Inflacja nie była i nie jest tylko polskim problemem; inflacja to realny problem w wymiarze globalnym. I z tym wyzwaniem trzeba się zmierzyć - powiedział premier Mateusz Morawiecki w podcaście opublikowanym w niedzielę w mediach społecznościowych.
"Inflacja nie jest problemem ekonomicznym, to jest problem społeczny, bo dotyczy zwykłych ludzi. I prawda jest taka, że każdy z nas ponosi różny koszt tej inflacji. Największy koszt ponoszą ludzie najbiedniejsi. To dosyć logiczne, tzw. koszyk inflacyjny, czyli to, na co wydajemy pieniądze w ciągu miesiąca, wygląda zupełnie inaczej w przypadku ludzi zarabiających kilkanaście tysięcy złotych lub więcej, a inaczej w przypadku rodziny 2+2, w której rodzice zarabiają na poziomie średniej krajowej lub poniżej" - powiedział premier w opublikowanym na Facebooku w niedzielę podcaście.
Dodał, że w przypadku rodzin, w których duża część pensji idzie na zakupy spożywcze i na rachunki związane z mieszkaniem, wzrost cen podstawowych produktów może utrudnić dopięcie domowego budżetu. "Dlatego zadaniem rządu w takich trudnych, kryzysowych chwilach jest osłonięcie tych, którzy na inflację są najbardziej narażeni. I stąd najpierw tarcza antyinflacyjna, a teraz antyputinowska, po to obniżka podatków PIT do 12 proc., czasowa obniżka VAT na podstawowe produkty, obniżki na paliwo na stacjach benzynowych a także obniżka VAT na nawozy i dopłaty do nawozów, aby w przyszłości żywność mniej kosztowała" - powiedział premier.
Zwrócił uwagę, że już wcześniej mieliśmy w kraju podwyższoną inflację, tyle że wówczas było to akceptowalne, gdyż taki przyspieszony wzrost cen związany był z szybkim wzrostem gospodarczym. Jednak przyszła pandemia, która - jak wskazał Morawiecki - doprowadziła do wzrostu wydatków budżetowych zarówno związanych z walką z COVID-19, jak i ochronę miejsca pracy w ramach tarczy antycovidowej. Ta ochrona się udała, bo - jak stwierdził premier - w czasie pandemii mieliśmy bezrobocie należące do najniższych w Europie.
"To pozwoliło bardzo szybko wejść na ścieżkę wzrostu. Kiedy fale COVID opadły, wzrost PKB, wzrost produkcji w przemyśle i wzrosty w innych sektorach gospodarki - to wszystko gwałtownie przyspieszyło. I znowu za wzrostem cen szła inflacja. Ale póki mieliśmy na horyzoncie normalne wyjście z pandemii, mogliśmy patrzeć w przyszłość z optymizmem" - powiedział Morawiecki.
Ale - jak dodał - nawet wtedy, na przełomie lat 2021 i 2022, niepokojące były wydarzenia za wschodnia granicą, czyli kryzys wywołany przez Łukaszenkę na granicy polsko-białoruskiej, rosyjskie manewry "Zapad", ale także działania Rosji na rynku energetycznym. Rosjanie nie pompowali gazu do zbiorników w Europie, co "doprowadziło do szaleństwa na rynku gazu w Europie". Potem zaś wybuchła wojna.
"Wojna wywróciła architekturę bezpieczeństwa i gospodarczą w Europie. Wszystkim, którzy twierdzą, że wojna nie ma nic do inflacji, zwracam uwagę, że przygotowania do wojny rozpoczęły się dużo wcześniej" - powiedział premier.
Przypomniał, że prezydent USA Joe Biden mówi, że większość z ostatnich wzrostów cen zawdzięczamy Putinowi.

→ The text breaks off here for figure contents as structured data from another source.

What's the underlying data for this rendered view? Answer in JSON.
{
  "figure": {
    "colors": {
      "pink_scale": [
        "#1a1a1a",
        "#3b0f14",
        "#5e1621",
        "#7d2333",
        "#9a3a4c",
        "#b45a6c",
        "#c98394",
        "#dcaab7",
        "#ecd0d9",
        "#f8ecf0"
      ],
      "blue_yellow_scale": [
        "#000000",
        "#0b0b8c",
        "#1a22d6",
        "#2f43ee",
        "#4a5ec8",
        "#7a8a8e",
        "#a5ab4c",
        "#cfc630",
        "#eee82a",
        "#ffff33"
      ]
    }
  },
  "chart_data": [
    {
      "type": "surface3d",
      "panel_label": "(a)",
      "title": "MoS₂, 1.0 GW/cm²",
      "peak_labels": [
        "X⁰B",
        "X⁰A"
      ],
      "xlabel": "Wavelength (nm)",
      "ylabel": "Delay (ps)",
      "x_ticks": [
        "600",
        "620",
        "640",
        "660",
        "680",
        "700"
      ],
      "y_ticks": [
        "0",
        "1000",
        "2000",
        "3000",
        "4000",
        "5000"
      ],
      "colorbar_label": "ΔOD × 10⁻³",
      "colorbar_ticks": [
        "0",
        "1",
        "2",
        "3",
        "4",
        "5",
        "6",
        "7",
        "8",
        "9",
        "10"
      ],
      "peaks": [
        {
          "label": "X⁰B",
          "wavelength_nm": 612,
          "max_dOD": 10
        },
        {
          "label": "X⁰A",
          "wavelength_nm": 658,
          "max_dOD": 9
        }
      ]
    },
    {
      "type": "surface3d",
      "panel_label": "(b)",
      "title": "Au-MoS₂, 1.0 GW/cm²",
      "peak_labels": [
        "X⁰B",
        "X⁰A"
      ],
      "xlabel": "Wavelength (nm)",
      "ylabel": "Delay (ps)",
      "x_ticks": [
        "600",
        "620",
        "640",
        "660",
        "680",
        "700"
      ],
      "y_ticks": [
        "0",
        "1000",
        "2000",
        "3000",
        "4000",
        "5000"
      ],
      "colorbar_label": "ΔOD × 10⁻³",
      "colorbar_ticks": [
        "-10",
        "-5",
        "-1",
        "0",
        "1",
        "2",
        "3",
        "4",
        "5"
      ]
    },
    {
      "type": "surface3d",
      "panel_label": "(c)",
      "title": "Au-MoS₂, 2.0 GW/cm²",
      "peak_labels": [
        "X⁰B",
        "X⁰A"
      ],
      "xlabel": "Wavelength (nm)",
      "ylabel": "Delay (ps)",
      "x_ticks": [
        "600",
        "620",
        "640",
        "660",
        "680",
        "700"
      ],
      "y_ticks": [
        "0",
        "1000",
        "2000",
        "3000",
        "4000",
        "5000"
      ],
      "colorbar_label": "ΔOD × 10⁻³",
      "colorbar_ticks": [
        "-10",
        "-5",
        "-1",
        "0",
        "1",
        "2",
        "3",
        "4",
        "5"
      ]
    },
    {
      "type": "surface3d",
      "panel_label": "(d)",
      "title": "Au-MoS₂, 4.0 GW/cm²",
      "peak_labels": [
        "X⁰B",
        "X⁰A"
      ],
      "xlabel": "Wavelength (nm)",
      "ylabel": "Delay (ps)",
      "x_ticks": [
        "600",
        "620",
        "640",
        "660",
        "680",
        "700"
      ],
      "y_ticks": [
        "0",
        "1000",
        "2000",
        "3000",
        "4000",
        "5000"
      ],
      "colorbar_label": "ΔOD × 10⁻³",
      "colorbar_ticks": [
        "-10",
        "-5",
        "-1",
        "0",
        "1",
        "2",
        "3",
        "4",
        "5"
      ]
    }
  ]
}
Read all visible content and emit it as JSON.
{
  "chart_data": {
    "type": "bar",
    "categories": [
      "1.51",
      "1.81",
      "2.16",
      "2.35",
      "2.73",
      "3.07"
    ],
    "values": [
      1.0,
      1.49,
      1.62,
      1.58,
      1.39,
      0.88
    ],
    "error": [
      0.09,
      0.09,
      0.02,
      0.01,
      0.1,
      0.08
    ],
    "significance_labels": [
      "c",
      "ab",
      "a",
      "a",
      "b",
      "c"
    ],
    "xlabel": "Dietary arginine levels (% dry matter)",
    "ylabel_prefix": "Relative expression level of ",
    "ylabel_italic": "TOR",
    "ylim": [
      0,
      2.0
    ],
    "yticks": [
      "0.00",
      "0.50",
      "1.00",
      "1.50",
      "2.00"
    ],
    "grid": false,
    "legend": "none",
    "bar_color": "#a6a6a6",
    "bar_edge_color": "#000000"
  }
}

Dodał, że w USA 70 proc. wzrostu cen zostało wywołanych przez wzrosty cen energii, a te rosną na świecie przez wojnę. Także ceny żywności poszły w górę i wg Banku Światowego w tym roku mogą wzrosnąć o 37 proc. przez rosyjską agresję
"Inflacja nie była i nie jest tylko polskim problemem, wszyscy poważni uczestnicy debaty publicznej wiedzą, że inflacja to realny problem w wymiarze globalnym. I z tym wyzwaniem trzeba się zmierzyć" - stwierdził premier Morawiecki.